Nelson L H, Anderson R L, O'Shea T M, Swain M
Department of Obstetrics and Gynecology, Bowman Gray School of Medicine, Wake Forest University Medical Center, Winston-Salem, NC.
Am J Obstet Gynecol. 1994 Aug;171(2):350-6; discussion 356-8. doi: 10.1016/s0002-9378(94)70034-6.
Our purpose was to (1) evaluate expectant management of preterm premature rupture of the membranes between 20 and < 36 weeks' gestation and (2) compare outcomes in service and private populations.
The study included only singleton pregnancies prospectively managed between 20 and < 36 weeks' gestation with proved preterm premature rupture of the membranes. None of the patients received prophylactic antibiotics, tocolytics, or steroids, and none of the neonates received surfactant or had lethal anomalies. Patients (n = 511) were divided into private (n = 194) and staff (n = 317) categories, but all were managed identically.
Approximately 50% of patients were delivered within 48 hours. Infection is more likely with preterm premature rupture of membranes before 28 weeks' gestation (p = 0.001), as is fetal death associated with infection (p < 0.001). Other findings in this study were (1) no significant differences in evaluated outcomes between private and staff patients, except that significantly more vaginal deliveries occurred in staff patients, (2) a prolongation of pregnancy > or = 7 days in 12.9% of patients, (3) a significant increase in the rate of maternal infection if preterm rupture of membranes occurred before 28 weeks' gestation, (4) a significant increase in fetal and neonatal deaths if preterm premature rupture of membranes occurred before 28 weeks, and (5) an increased probability of survival whose rate of increase is dependent on the gestational age at which preterm premature rupture of membranes occurred. For babies weighing < 1500 gm at birth compared with controls, babies delivered of mothers not having preterm premature rupture of membranes, 1-year follow-up revealed (1) a significantly lower incidence of pulmonary interstitial emphysema and cerebral palsy in the study group delivered before 28 weeks' gestation, (2) a significantly lower incidence in bronchopulmonary dysplasia in the study group delivered after 28 weeks' gestation, and (3) no significant differences in the incidence of intraventricular hemorrhage, pneumothorax, or Bayley Mental Developmental Index < 68 between those delivered before or after 28 weeks' gestation.
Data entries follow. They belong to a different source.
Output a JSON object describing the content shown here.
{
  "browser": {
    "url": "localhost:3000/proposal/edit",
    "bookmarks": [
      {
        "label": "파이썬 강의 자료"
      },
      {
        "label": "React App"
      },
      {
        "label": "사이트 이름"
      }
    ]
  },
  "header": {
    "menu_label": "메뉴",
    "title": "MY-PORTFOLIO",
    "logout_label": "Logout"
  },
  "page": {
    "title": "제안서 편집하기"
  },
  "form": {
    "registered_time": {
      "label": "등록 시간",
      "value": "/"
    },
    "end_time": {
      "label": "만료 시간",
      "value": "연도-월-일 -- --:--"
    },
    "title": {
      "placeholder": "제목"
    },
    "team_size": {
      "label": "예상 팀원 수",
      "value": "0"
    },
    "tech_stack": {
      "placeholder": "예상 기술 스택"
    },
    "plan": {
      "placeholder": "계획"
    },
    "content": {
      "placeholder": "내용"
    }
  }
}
Over 47.8% of the patients continued their pregnancy beyond 48 hours, and in 12.9% of cases expectant management of preterm premature rupture of membranes prolonged the pregnancy by > or = 7 days. The maternal infection rate is greater before 28 weeks' gestation and is associated with higher fetal-neonatal mortality. Status has little impact on outcome. Expectant management is not detrimental to quality of survival. Survival probability increases at a more rapid rate with preterm premature rupture of membranes after 22 weeks of gestation.
我们的目的是(1)评估妊娠20至<36周胎膜早破的期待治疗,以及(2)比较在公立医院和私立医院人群中的治疗结果。
该研究仅纳入了妊娠20至<36周、经证实为胎膜早破的单胎妊娠且进行前瞻性管理的病例。所有患者均未接受预防性抗生素、宫缩抑制剂或类固醇治疗,所有新生儿均未接受表面活性剂治疗或存在致命性畸形。患者(n = 511)被分为私立医院组(n = 194)和公立医院组(n = 317),但两组的治疗方式相同。
约50%的患者在48小时内分娩。妊娠28周前发生胎膜早破时感染的可能性更高(p = 0.001),与感染相关的胎儿死亡也是如此(p < 0.001)。本研究的其他发现包括:(1)私立医院组和公立医院组患者在评估结果方面无显著差异,只是公立医院组患者经阴道分娩的比例显著更高;(2)12.9%的患者妊娠延长≥7天;(3)如果胎膜早破发生在妊娠28周前,母体感染率显著增加;(4)如果胎膜早破发生在妊娠28周前,胎儿和新生儿死亡率显著增加;(5)存活概率增加,其增加速率取决于胎膜早破发生时的孕周。对于出生体重<1500 g的婴儿,与对照组(母亲未发生胎膜早破的婴儿)相比,1年随访结果显示:(1)妊娠28周前分娩的研究组婴儿肺间质气肿和脑瘫的发生率显著更低;(2)妊娠28周后分娩的研究组婴儿支气管肺发育不良的发生率显著更低;(3)妊娠28周前或后分娩的婴儿在脑室内出血、气胸或贝利智力发育指数<68的发生率方面无显著差异。
超过47.8%的患者妊娠持续超过48小时,12.9%的病例中胎膜早破的期待治疗使妊娠延长≥7天。妊娠28周前母体感染率更高,且与更高的胎儿 - 新生儿死亡率相关。医院性质对治疗结果影响不大。期待治疗对生存质量无害。妊娠22周后发生胎膜早破时,存活概率增加得更快。